A true 'Les Miserables' fan
I dreamed a dream that Tom Hooper assembled an all-star cast to bring one of my top-five favorite musicals to the big screen. Only, it wasn't a dream at all. It was a fantastic Christmas present. I'm talking, of course, about the recently released film, "Les Misérables."
Beautifully constructed, and with memorable performances from some of Hollywood's biggest names, "Les Mis" is a credit to Hooper who did an impressive and widely applauded job of pulling off the enormous task of getting this project right.
There are A LOT of "Les Mis" fans like me out there. And why not? It's one of the classics of stage and currently the longest still-running musical on London's West End – actually for the past 25 years. For many of us theatre nerds, this film was one of the most highly anticipated. The Oscars quickly recognized it as one of the best films of the year, a great feat for something that is mostly sung, with little dialogue.
If you haven't seen it yet, you must! If only to see how Anne Hathaway's portrayal of Fantine is so good it gives you chills and how Hugh Jackman's Jean Valjean brings the house down. Most impressive of all perhaps is that it was filmed with all the actors singing live!
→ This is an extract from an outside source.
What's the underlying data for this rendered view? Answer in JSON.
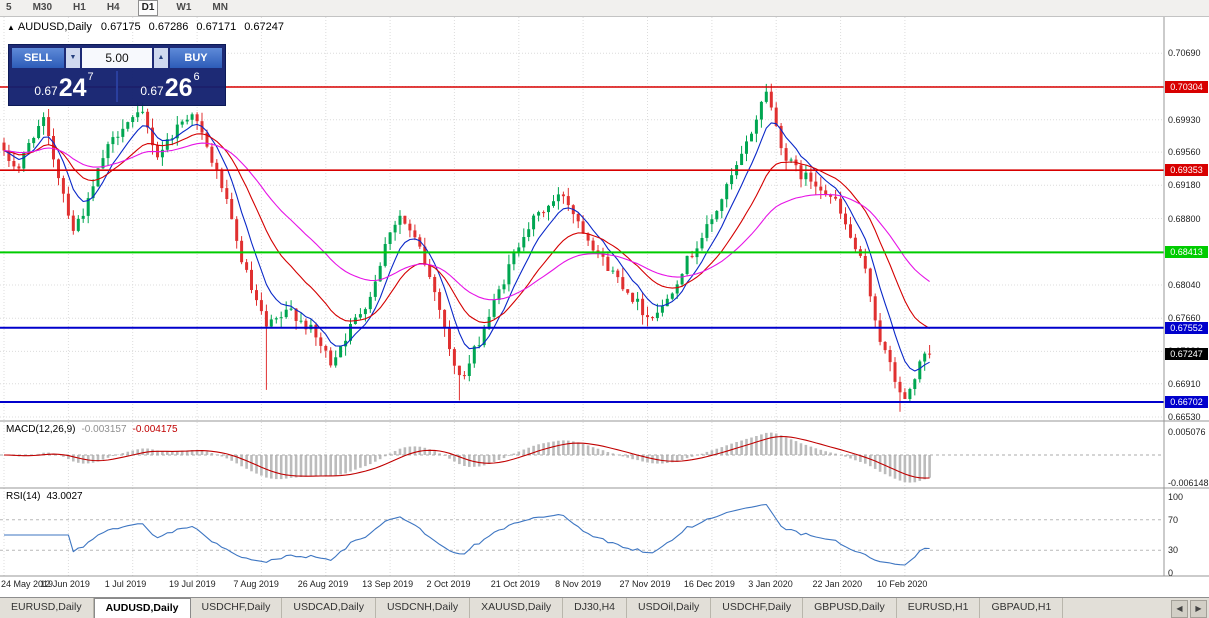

I'm not a crier when it comes to films, it takes a lot; but there were several moments that got me choked up. As much as I hate to admit it, Anne Hathaway's rendition of "I Dreamed a Dream" was phenomenal, but Eddie Redmayne singing "Empty Chairs At Empty Tables" and Samantha Barks’ "On My Own" were incredible as well.
Speaking of Samantha Barks, many of you reading this probably had no idea who she was before this film, but the decision to cast her as Eponine was one of my favorites. If you'll recall, the search for Eponine threw in some heavy names like Scarlett Johanssen and Taylor Swift. Those women are very talented, and I totally rock out to Red. But they are not Eponine.
Samantha Barks played the role on the West End, she was the Eponine in the 25th Anniversary Concert and I had the fortune of seeing her on stage in 2011. She was made for that role, and when she was announced, my flat-mate and I celebrated by going to see her again, this time in the perennially running "Oliver"! To say I'm a fan-girl is an understatement. I probably know way too much about Samantha Barks.
I digress. That same flat-mate, also a fellow New Yorker, and I vowed to see the film together, after following the production process so thoroughly. We actually saw "Les Mis" on stage in London five times in the year and a half we were in the UK together. Every new addition to the stage cast warranted another trip!
Tom Hooper's film is strewn with former members of the West End cast. Having spent many a time at the stage door, watching this film felt almost like seeing old friends in the roles of extras. The part of Coufreyac, played by a Northern Irish lad by the name of Fra Fee, (yes that's his real name) was a member of the cast I've had the pleasure of speaking with. I knew he was going to be an extra, but I never would have imagined the amount of screen time he got. (My friend and I jokingly called him the star.) Every time a familiar face popped up we would get excited, much to the confusion (and probably annoyance) of our fellows. I loved that small detail that not many people would pick up on (unless of course you're a devotee who had the fortune of seeing them on stage).
That's the thing about "Les Mis" in the US. It's not running on Broadway anymore. You really can't see a good caliber performance of it here, unless it's on tour, and fortunately Proctors is showcasing the new 25th anniversary tour production from April 30 to May 5.
I was excited when Proctors announced it was coming back to the Capital Region. By the time the show gets here, it'll have been a year since I last saw it performed on the West End. Perfect timing for when the withdrawal chills start kicking in.
After seeing the film, I'm even more excited than I was before! I really hope that, if anything, the film will make people want to see the stage show. While the movie was fantastic, there were, as there always must be, changes. Lyrics were removed, new songs were added, circumstances were changed, and I understand that film has to be done a certain way. I really hope people will go to see the show in it's rawest sense, the way Cameron Mackintosh intended it to be told. The film is wonderful supplement, but it can never replace the staged version. I'm so happy for this opportunity to see "Les Mis" on American shores.
Who knows, perhaps the success of the film may even spark a Broadway revival! Until then, it's great to know that our very own premiere arts and entertainment complex in downtown Schenectady will be home to the production, if only for a short time this spring.
Gina Bucciero reported on her experiences as an intern at Proctors in a July 2010 blog and then again in June of last year on her time working on the 2012 Olympics. Gina, a resident of Clifton Park and College of St. Rose graduate, looks forward to visiting her colleagues and friends when they attend a performance of "Les Misérables" at Proctors this spring.